Questo aumento sostenuto delle vendite di semiconduttori, che sono le materie prime alla base dei chip, è dovuto secondo i ricercatori a tre fattori primari:

  • un’esplosione della domanda di semiconduttori nell’industria dell’elettronica di consumo, come pc, smartphone e tablet o videogame, e parallelamente legata alla grande diffusione dell’Internet delle cose anche in settori finora esclusi dalla transizione digitale e tecnologica;
  • l’aumento dei prezzi generalizzato;
  • lo sviluppo di chip di nuova generazione e in grado di offrire nuove prestazioni.

Ma insieme ad essi coesistono anche dei rischi da non sottovalutare, che sono dovuti alla guerra commerciale tra Stati Uniti e Cina, quando è dal grande Paese asiatico che arrivano le maggiori forniture di chip, gli eventi climatici estremi che colpiscono la produzione di chip, gli effetti negativi della pandemia e le restrizioni o i blocchi imposti alle catene di approvvigionamento.

La ricerca dell’autonomia produttiva

Per aggirare tutti questi ostacoli, per le grandi organizzazioni non resta altro che diversificare il più possibile le forniture ed investire in autonomia produttiva, cioè in nuovi impianti di produzione di chip, come hanno fatto in tanti, tra cui Intel, che ha investito 20 miliardi di dollari in nuove infrastrutture e più di 7 miliardi di dollari in una nuova fabbrica in Malesia.
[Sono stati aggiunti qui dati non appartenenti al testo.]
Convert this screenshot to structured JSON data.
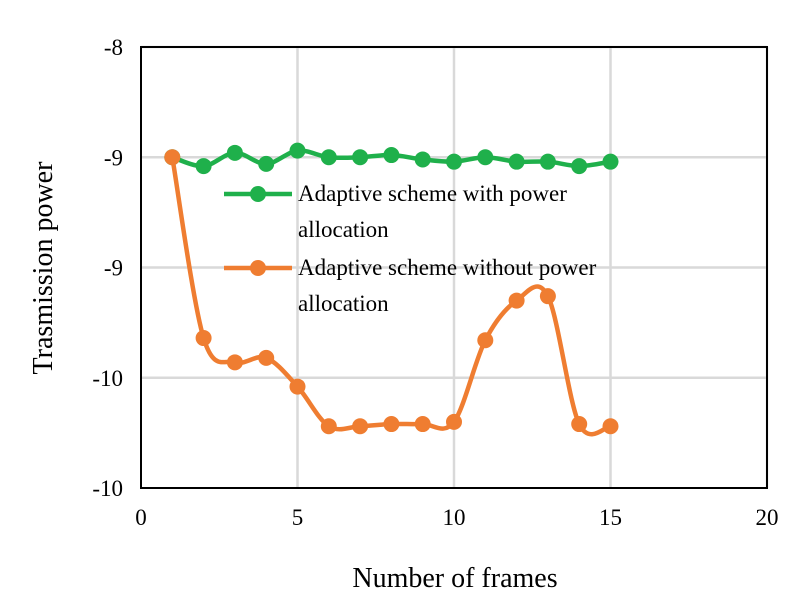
{
  "chart_data": {
    "type": "line",
    "title": "",
    "xlabel": "Number of frames",
    "ylabel": "Trasmission power",
    "xlim": [
      0,
      20
    ],
    "ylim": [
      -10.5,
      -8.5
    ],
    "x_ticks": [
      0,
      5,
      10,
      15,
      20
    ],
    "x_tick_labels": [
      "0",
      "5",
      "10",
      "15",
      "20"
    ],
    "y_ticks": [
      -8.5,
      -9.0,
      -9.5,
      -10.0,
      -10.5
    ],
    "y_tick_labels": [
      "-8",
      "-9",
      "-9",
      "-10",
      "-10"
    ],
    "grid": true,
    "legend_position": "center",
    "series": [
      {
        "name": "Adaptive scheme with power allocation",
        "legend_lines": [
          "Adaptive scheme with power",
          "allocation"
        ],
        "color": "#1fb04b",
        "x": [
          1,
          2,
          3,
          4,
          5,
          6,
          7,
          8,
          9,
          10,
          11,
          12,
          13,
          14,
          15
        ],
        "values": [
          -9.0,
          -9.04,
          -8.98,
          -9.03,
          -8.97,
          -9.0,
          -9.0,
          -8.99,
          -9.01,
          -9.02,
          -9.0,
          -9.02,
          -9.02,
          -9.04,
          -9.02
        ]
      },
      {
        "name": "Adaptive scheme without power allocation",
        "legend_lines": [
          "Adaptive scheme without power",
          "allocation"
        ],
        "color": "#ef7d31",
        "x": [
          1,
          2,
          3,
          4,
          5,
          6,
          7,
          8,
          9,
          10,
          11,
          12,
          13,
          14,
          15
        ],
        "values": [
          -9.0,
          -9.82,
          -9.93,
          -9.91,
          -10.04,
          -10.22,
          -10.22,
          -10.21,
          -10.21,
          -10.2,
          -9.83,
          -9.65,
          -9.63,
          -10.21,
          -10.22
        ]
      }
    ]
  }
}
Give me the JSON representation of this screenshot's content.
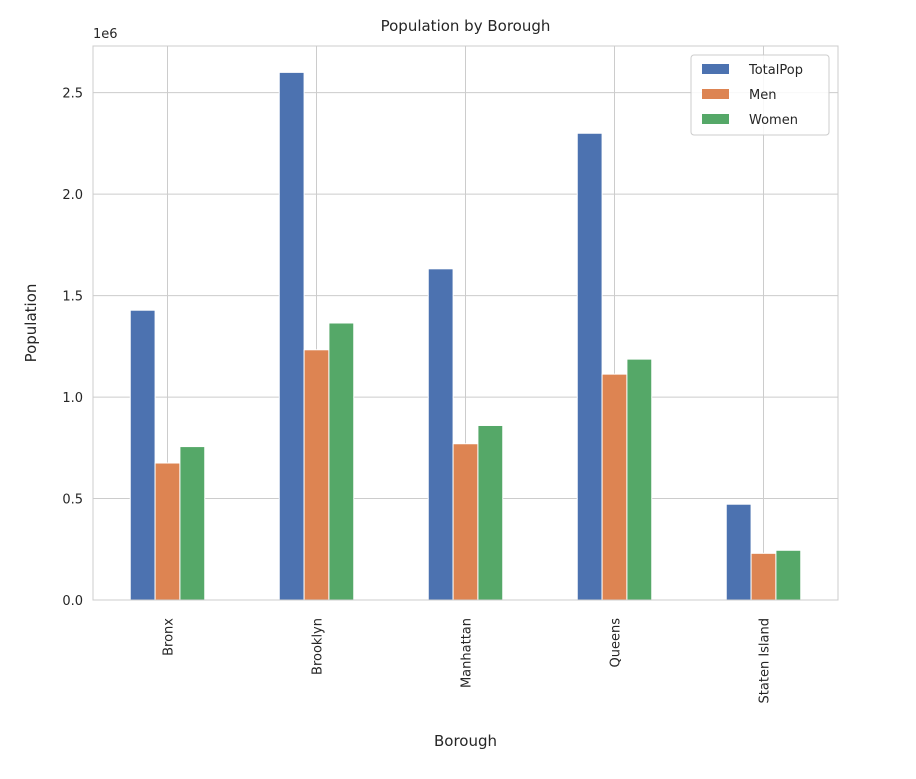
{
  "chart_data": {
    "type": "bar",
    "title": "Population by Borough",
    "xlabel": "Borough",
    "ylabel": "Population",
    "y_offset_label": "1e6",
    "categories": [
      "Bronx",
      "Brooklyn",
      "Manhattan",
      "Queens",
      "Staten Island"
    ],
    "series": [
      {
        "name": "TotalPop",
        "color": "#4c72b0",
        "values": [
          1428000,
          2600000,
          1632000,
          2300000,
          472000
        ]
      },
      {
        "name": "Men",
        "color": "#dd8452",
        "values": [
          675000,
          1233000,
          770000,
          1113000,
          230000
        ]
      },
      {
        "name": "Women",
        "color": "#55a868",
        "values": [
          756000,
          1365000,
          860000,
          1187000,
          245000
        ]
      }
    ],
    "ylim": [
      0,
      2730000
    ],
    "yticks": [
      0,
      500000,
      1000000,
      1500000,
      2000000,
      2500000
    ],
    "ytick_labels": [
      "0.0",
      "0.5",
      "1.0",
      "1.5",
      "2.0",
      "2.5"
    ],
    "grid": true,
    "legend_position": "top-right",
    "xtick_rotation": "vertical"
  }
}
Ugualmente si sono mosse la Samsung, che investirà più di 200 miliardi di dollari in tre anni, la Bosh che ha appena inaugurato un nuovo impianto a Dresda in Germania, la Taiwan Semiconductor (tra i principali produttori mondiali) che spenderà 100 miliardi di dollari sempre nei prossimi tre anni.

Secondo uno studio Boston Consulting Group, infine, si prospetta per tutto il 2022 un gap tra domanda e offerta del 15% circa.